One of the things that I believe is a struggle for many, believers and non-believers alike, is the severity of sin. Many people, by the world’s standards, live very decent lives, not rocking the boat much, if at all, and they go about their lives, helping others and doing what they can to either make the world a better place or, at the very least, not make the world any worse than it already is.

Many I have come across and have discussed the doctrine of sin with all say the same thing, “I’m a good person. Even though I don’t believe any particular religion, God’s still going to let me into heaven. It wouldn’t make sense for Him not to. I’ve never done anything majorly wrong. Just a few lies here and there, maybe said some nasty things, but that’s about it. Nothing serious.”

The problem that we run into is the fact that we never actually see God as He really is.

For many of us, we see God simply as the loving old grandfather who allows a few sins here and there but because of Jesus, it’s all going to be okay in the end, whether or not you believe in Jesus.

However, that’s only one picture of God.

We have to have the understanding that God is not just loving. He is fair and He is holy. Sin, no matter how small we may perceive it, must be punished. And unless you cling to the cross of Christ and believe on Jesus, God must punish your sin by condemning you to eternal separation from Him and His glorious presence.

“But that’s not fair! I’ve lived a good life! It’s not like I’m a murderer or rapist or something terrible like that!”

The thing is, though, that if you commit even the smallest of sins, you are guilty of committing every sin in the book (James 2:10).

Your sin, no matter how small it may be in your life, is major in God’s life. And it must be punished.

I once read an illustration to show just how severe our sin actually is in the eyes of God. I believe this was used by Kyle Idleman, as well as a few others I have read, but it really makes it clear.

Let’s say you’re in a taxi. You decide to punch the driver as hard as you can. What is he going to do? Odds are good, he’s going to stop his cab and drag you out of this taxi and drive off without you.

Let’s say you are out with your friends. You decide to punch one of your friends. What’s going to happen? Your friend will most likely hit you back.

Or you’re in the mall or somewhere public and you walk up to a random stranger and you hit him. What will he do? He’ll probably hit you back and call up some of his buddies that are nearby to help him kick your butt.

Say you punch a cop. Well, you’re definitely getting hit back, and, depending on where you are in the world, you may suffer severe police brutality by having more cops beat on you and then you’ll be thrown into prison.

Say you punch the president or a foreign dignitary or monarch. You’ll definitely get the crap beat out of you by their protection detail, and you’ll be arrested, thrown in prison and, depending on where you are in the world, be sentenced to death.

You see, in every situation, you do the same action: you punch someone. But in each scenario, the person you punch is different, each one higher on the chain of respectability/importance. The higher up the chain you go, the worse the punishment.

Why shouldn’t it be the same with God, the King of Kings? He is the highest authority in the world and in the universe.

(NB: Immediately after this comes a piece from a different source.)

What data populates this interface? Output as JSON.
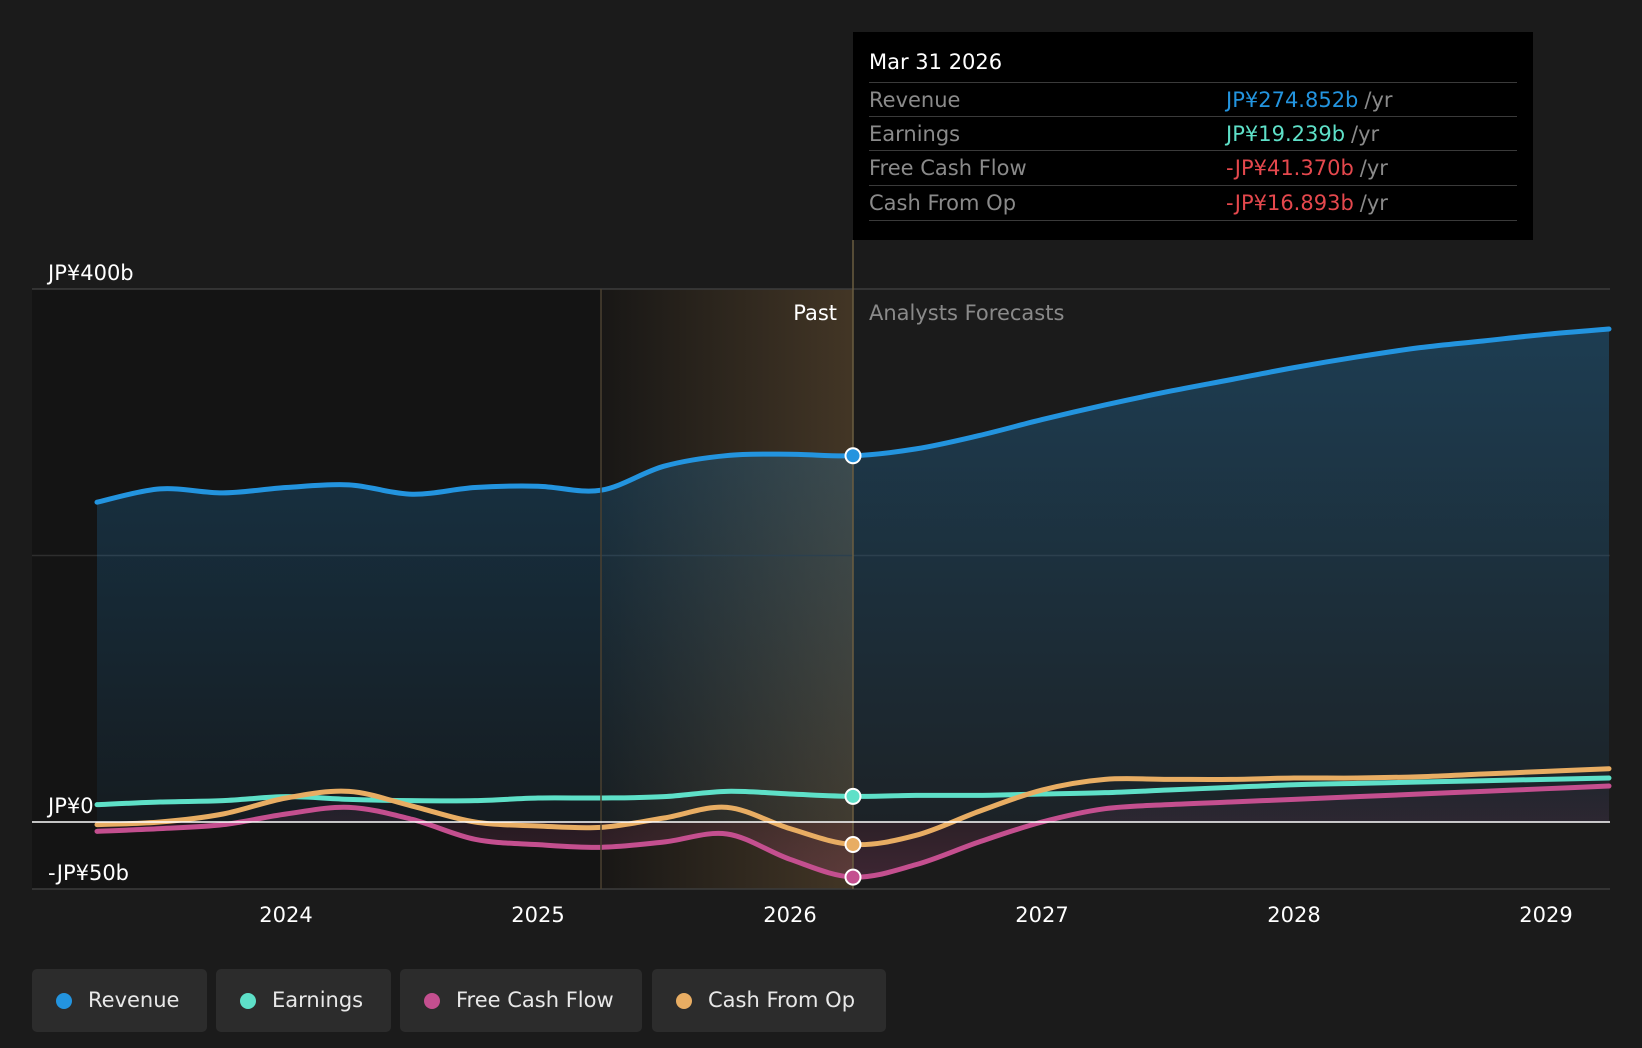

Why shouldn’t the punishment He doles out be in response to the Person that He is?

You see, the severity of your sin has nothing to do with what sin you commit or how small the sin seems to be. The severity of your sin has everything to do with the Person whom you are sinning against.

One thought on “How Serious is Sin?

  1. Gary

    A couple of thoughts I’ve come across from various messages I’ve heard over the years make an important point. That is to say no matter how hard we try to avoid sin, we are sinners anyway because of the guilt Adam and Eve brought into the world by disobeying God and eating the forbidden fruit in the Garden of Eden. I’m still trying to wrap my head around how their disobedience makes me guilty but, because they disobeyed, sin entered the world and now I have to fight against it.

    Nonetheless, the points I was leading up to are A) If we break the law, it’s broken. The analogy that was given is that if you throw a plate on the floor and break it into a lot of pieces, it’s broken. If you merely take a chip out of it, it’s still broken. Ditto with God’s law. If you broke it, it’s broken and you need forgiveness. You don’t get levels of forgiveness based on how broken the law is. You merely are forgiven once you ask for forgiveness. End of story.

    The other point is that we are to strive to be Christlike. We can NEVER achieve it. That’s because of sin entering the world through Adam and Eve. And, that’s why we are offered forgiveness. Essentially, I think that’s why we are viewed as being washed whiter than snow. We can’t escape what Adam and Eve allowed to enter the world, so Jesus says (to paraphrase) “I’ll take that blemish and wipe it away so you don’t have to worry about it anymore. Just ask me to do it and I will. Then you can come live with me when I am done using you on earth. I look forward to that and ask you to believe me when I say so because I love you and want to have you with me.”

    I’m interested in knowing your thoughts.